The 2022–23 was the 58th season of the Botswana First Division North, the second division of the football system in Botswana. TAFIC from Francistown became champion after finishing six points above second-placed Chadibe. Through becoming champion, TAFIC has ensured promotion to the Botswana Premier League. Chadibe ensured the right to play a play-off game against the number two of the Botswana First Division South for promotion.

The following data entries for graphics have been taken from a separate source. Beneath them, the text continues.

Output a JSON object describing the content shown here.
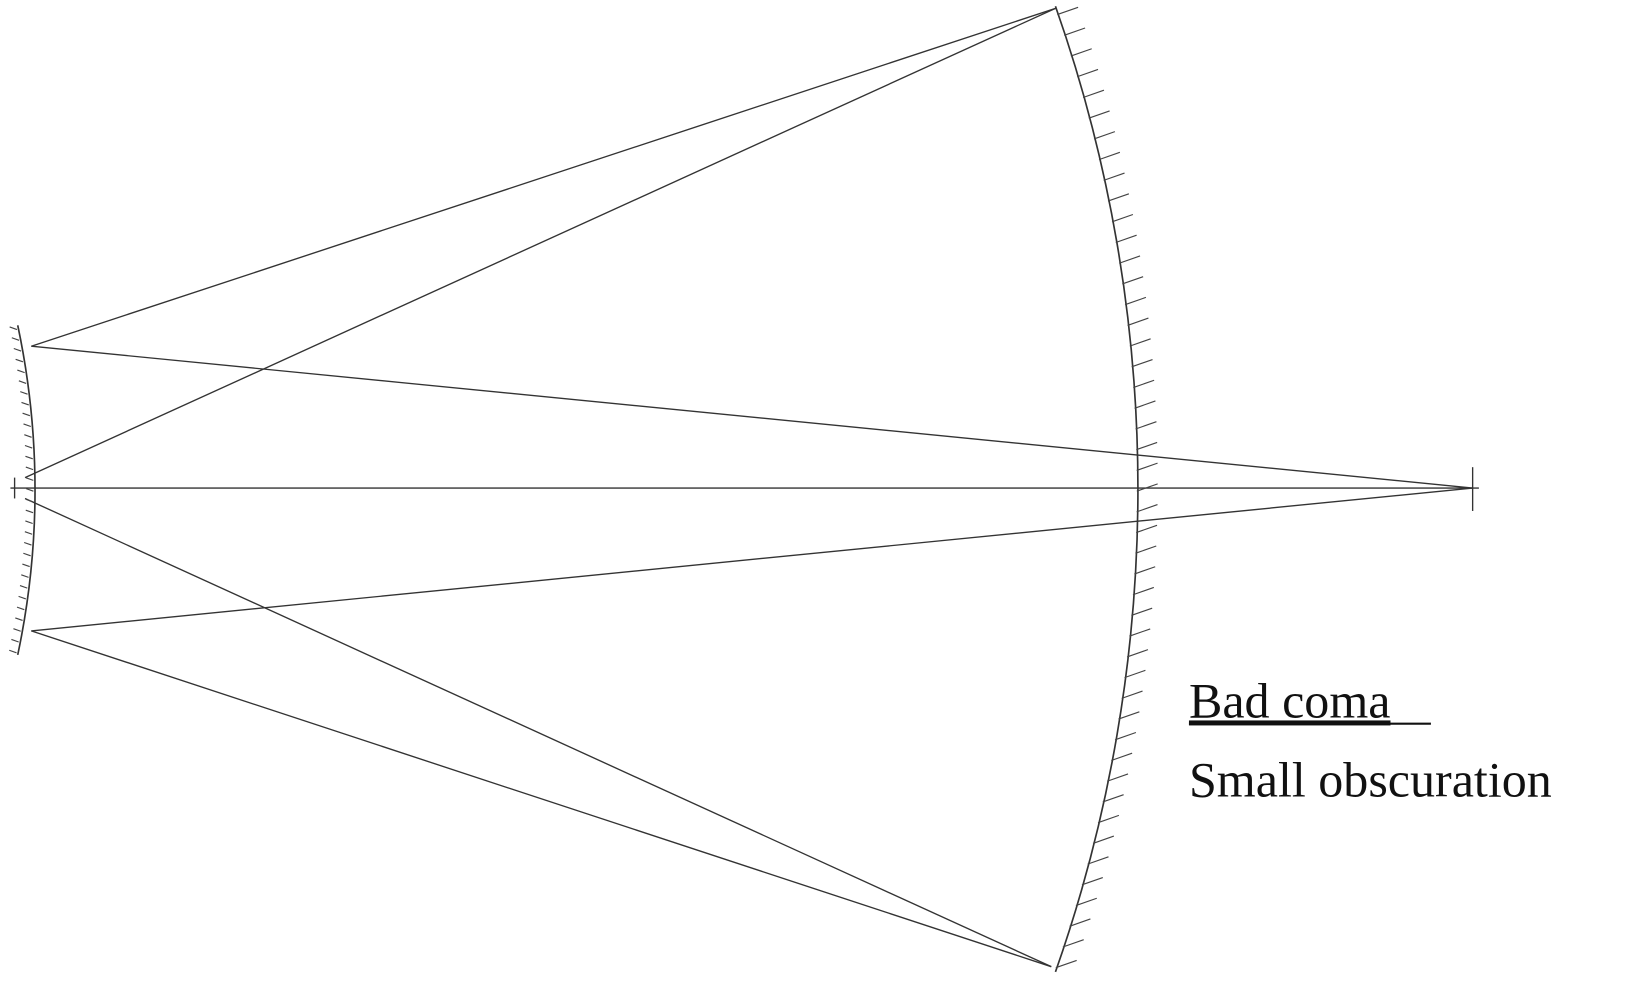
{
  "labels": {
    "title": "Bad coma",
    "subtitle": "Small obscuration"
  }
}
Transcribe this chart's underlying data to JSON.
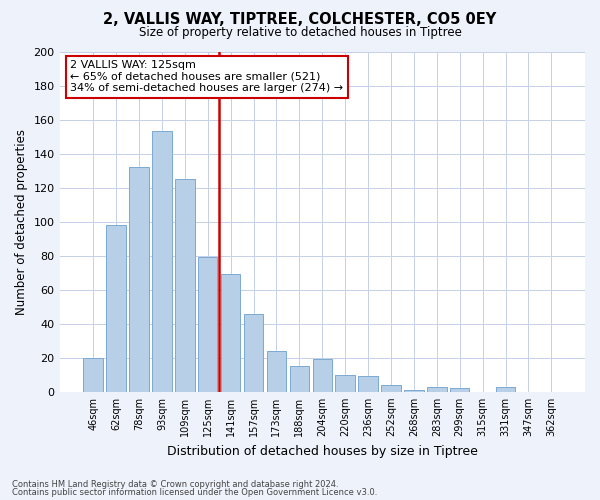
{
  "title": "2, VALLIS WAY, TIPTREE, COLCHESTER, CO5 0EY",
  "subtitle": "Size of property relative to detached houses in Tiptree",
  "xlabel": "Distribution of detached houses by size in Tiptree",
  "ylabel": "Number of detached properties",
  "bar_labels": [
    "46sqm",
    "62sqm",
    "78sqm",
    "93sqm",
    "109sqm",
    "125sqm",
    "141sqm",
    "157sqm",
    "173sqm",
    "188sqm",
    "204sqm",
    "220sqm",
    "236sqm",
    "252sqm",
    "268sqm",
    "283sqm",
    "299sqm",
    "315sqm",
    "331sqm",
    "347sqm",
    "362sqm"
  ],
  "bar_values": [
    20,
    98,
    132,
    153,
    125,
    79,
    69,
    46,
    24,
    15,
    19,
    10,
    9,
    4,
    1,
    3,
    2,
    0,
    3,
    0,
    0
  ],
  "bar_color": "#b8cfe8",
  "bar_edge_color": "#7aaad4",
  "vline_bar_index": 5,
  "vline_color": "#cc0000",
  "annotation_title": "2 VALLIS WAY: 125sqm",
  "annotation_line1": "← 65% of detached houses are smaller (521)",
  "annotation_line2": "34% of semi-detached houses are larger (274) →",
  "annotation_box_facecolor": "#ffffff",
  "annotation_box_edgecolor": "#cc0000",
  "ylim": [
    0,
    200
  ],
  "yticks": [
    0,
    20,
    40,
    60,
    80,
    100,
    120,
    140,
    160,
    180,
    200
  ],
  "footer1": "Contains HM Land Registry data © Crown copyright and database right 2024.",
  "footer2": "Contains public sector information licensed under the Open Government Licence v3.0.",
  "bg_color": "#eef2fb",
  "plot_bg_color": "#ffffff",
  "grid_color": "#c5d0e8"
}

Chadibe lost the game 5–6 on penalties against VTM FC.

== League table ==

| Pos | Team | Pld | GD | Pts |  |
| 1 | TAFIC (C) | 22 | +19 | 46 | Champions (promoted to the Botswana Premier League) |
| 2 | Chadibe | 22 | +19 | 40 | Play-offs (lost to VTM FC) |
| 3 | Highlanders | 22 | +9 | 39 |  |
| 4 | Motlakase | 22 | +8 | 31 |  |
| 5 | Mbalakalungu | 22 | +5 | 31 |  |
| 6 | Santa Green | 22 | −1 | 31 |  |
| 7 | Calendar | 22 | −4 | 25 |  |
| 8 | Sankoyo Bush Bucks | 22 | −5 | 25 |  |
| 9 | Peacemakers | 22 | −6 | 24 |  |
| 10 | Green Lovers | 22 | −8 | 24 |  |
| 11 | Mischellaneous (R) | 22 | −13 | 23 | Relegation |
| 12 | Rolling Guys (R) | 22 | −23 | 16 |

Source: Botswana Football Association

Rules for classification: 1) points; 2) goal difference; 3) number of goals scored.